I bought a frozen "personal pizza." That's what it said on the package, in big letters. From the name (and its size-it's not very big), you would think a "personal pizza" is for one person -- say, you. But according to the small print, it can feed both you and some other person: The serving size listed on the label is half a pie.
We took the "personal pizza" downtown to Little Italy in New York City for some expert opinions.
"I don't think you could share this with anybody!" said Francesco of Sal's Pizzeria.
One pizza baker said if he offered one of these little pizzas to his customers, "They'd throw it back in my face!"
Most people we talked to couldn't believe the recommended serving size for the "personal pizza." One young woman said, "My cat could eat that."
Why should we care what sleight-of-hand a company pulls on its label when describing serving sizes? Because people worried about their health need information -- and the information on the label is all based on the serving size. Unless people take their calculators with them when they shop, it's easy to get confused.
Most people would eat one blueberry muffin for breakfast. When the label tells you there are just 215 calories per serving, you'd think it was a reasonably low-cal breakfast. But the label in tiny print on one muffin ABC News bought also said the serving size was one-third of a muffin. If you ate the whole muffin, your light breakfast would be heavier than you expected -- and soon you might be, too: That "215 calorie per serving" muffin is really a 645-calorie bomb.
Most shoppers would probably pick up a Swanson's Hungry-Man turkey potpie at the grocery store and assume it's a single serving. After all, it's supposed to feed a hungry man. Yet the label says there are approximately two servings per pie. (Approximately two?
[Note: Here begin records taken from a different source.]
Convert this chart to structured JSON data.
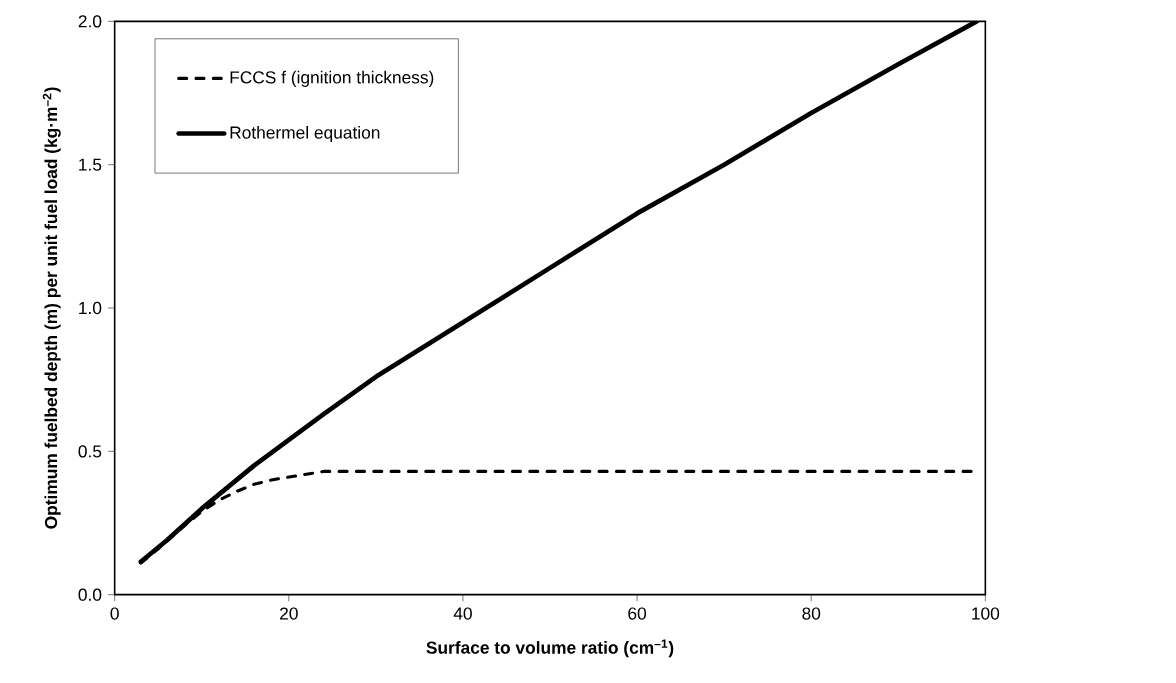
{
  "chart_data": {
    "type": "line",
    "xlabel": "Surface to volume ratio (cm$^{–1}$)",
    "ylabel": "Optimum fuelbed depth (m) per unit fuel load (kg·m$^{–2}$)",
    "xlim": [
      0,
      100
    ],
    "ylim": [
      0,
      2.0
    ],
    "xticks": [
      0,
      20,
      40,
      60,
      80,
      100
    ],
    "yticks": [
      {
        "value": 0,
        "label": "0.0"
      },
      {
        "value": 0.5,
        "label": "0.5"
      },
      {
        "value": 1.0,
        "label": "1.0"
      },
      {
        "value": 1.5,
        "label": "1.5"
      },
      {
        "value": 2.0,
        "label": "2.0"
      }
    ],
    "grid": false,
    "legend": "top left",
    "marker": "none",
    "series": [
      {
        "name": "FCCS f (ignition thickness)",
        "color": "#000000",
        "line_style": "dashed",
        "x": [
          3,
          5,
          8,
          10,
          12,
          14,
          16,
          18,
          20,
          22,
          24,
          40,
          60,
          80,
          99
        ],
        "values": [
          0.11,
          0.16,
          0.24,
          0.29,
          0.33,
          0.36,
          0.385,
          0.4,
          0.41,
          0.42,
          0.43,
          0.43,
          0.43,
          0.43,
          0.43
        ]
      },
      {
        "name": "Rothermel equation",
        "color": "#000000",
        "line_style": "solid",
        "x": [
          3,
          6,
          10,
          16,
          24,
          30,
          40,
          50,
          60,
          70,
          80,
          90,
          99
        ],
        "values": [
          0.115,
          0.19,
          0.3,
          0.45,
          0.63,
          0.76,
          0.95,
          1.14,
          1.33,
          1.5,
          1.68,
          1.85,
          2.0
        ]
      }
    ]
  }
}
I'm sharing my potpie with an approximate person now?)
So shouldn't there be some sort of standard on serving sizes? Guess what: There is. As usual, a government "solution" has created more problems.
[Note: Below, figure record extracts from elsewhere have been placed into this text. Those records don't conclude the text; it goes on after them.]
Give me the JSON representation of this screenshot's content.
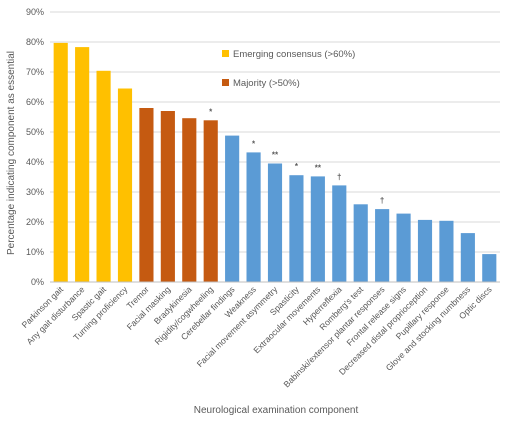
{
  "chart_data": {
    "type": "bar",
    "categories": [
      "Parkinson gait",
      "Any gait disturbance",
      "Spastic gait",
      "Turning proficiency",
      "Tremor",
      "Facial masking",
      "Bradykinesia",
      "Rigidity/cogwheeling",
      "Cerebellar findings",
      "Weakness",
      "Facial movement asymmetry",
      "Spasticity",
      "Extraocular movements",
      "Hyperreflexia",
      "Romberg's test",
      "Babinski/extensor plantar responses",
      "Frontal release signs",
      "Decreased distal proprioception",
      "Pupillary response",
      "Glove and stocking numbness",
      "Optic discs"
    ],
    "values": [
      79.7,
      78.3,
      70.4,
      64.5,
      58.0,
      57.0,
      54.6,
      53.9,
      48.8,
      43.2,
      39.5,
      35.6,
      35.2,
      32.2,
      25.9,
      24.3,
      22.8,
      20.7,
      20.4,
      16.3,
      9.3
    ],
    "groups": [
      "consensus",
      "consensus",
      "consensus",
      "consensus",
      "majority",
      "majority",
      "majority",
      "majority",
      "other",
      "other",
      "other",
      "other",
      "other",
      "other",
      "other",
      "other",
      "other",
      "other",
      "other",
      "other",
      "other"
    ],
    "markers": [
      "",
      "",
      "",
      "",
      "",
      "",
      "",
      "*",
      "",
      "*",
      "**",
      "*",
      "**",
      "†",
      "",
      "†",
      "",
      "",
      "",
      "",
      ""
    ],
    "ylabel": "Percentage indicating component as essential",
    "xlabel": "Neurological examination component",
    "ylim": [
      0,
      90
    ],
    "yticks": [
      "0%",
      "10%",
      "20%",
      "30%",
      "40%",
      "50%",
      "60%",
      "70%",
      "80%",
      "90%"
    ],
    "grid": true,
    "legend": {
      "placement": "top-center",
      "entries": [
        {
          "name": "Emerging consensus (>60%)",
          "color": "#FFC000"
        },
        {
          "name": "Majority (>50%)",
          "color": "#C55A11"
        }
      ]
    },
    "colors": {
      "consensus": "#FFC000",
      "majority": "#C55A11",
      "other": "#5B9BD5",
      "grid": "#D9D9D9"
    }
  }
}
In the early 1990s, our government summoned the food industry and had it test, weigh and measure 139 different types of food. Then, the government determined the amount each of us would customarily eat. So now, food companies have government support if they design labels that list absurd serving sizes. And why would they want to list absurdly small serving sizes?
"It's to make more money and to make people think they're eating healthier than they are," one shopper told me.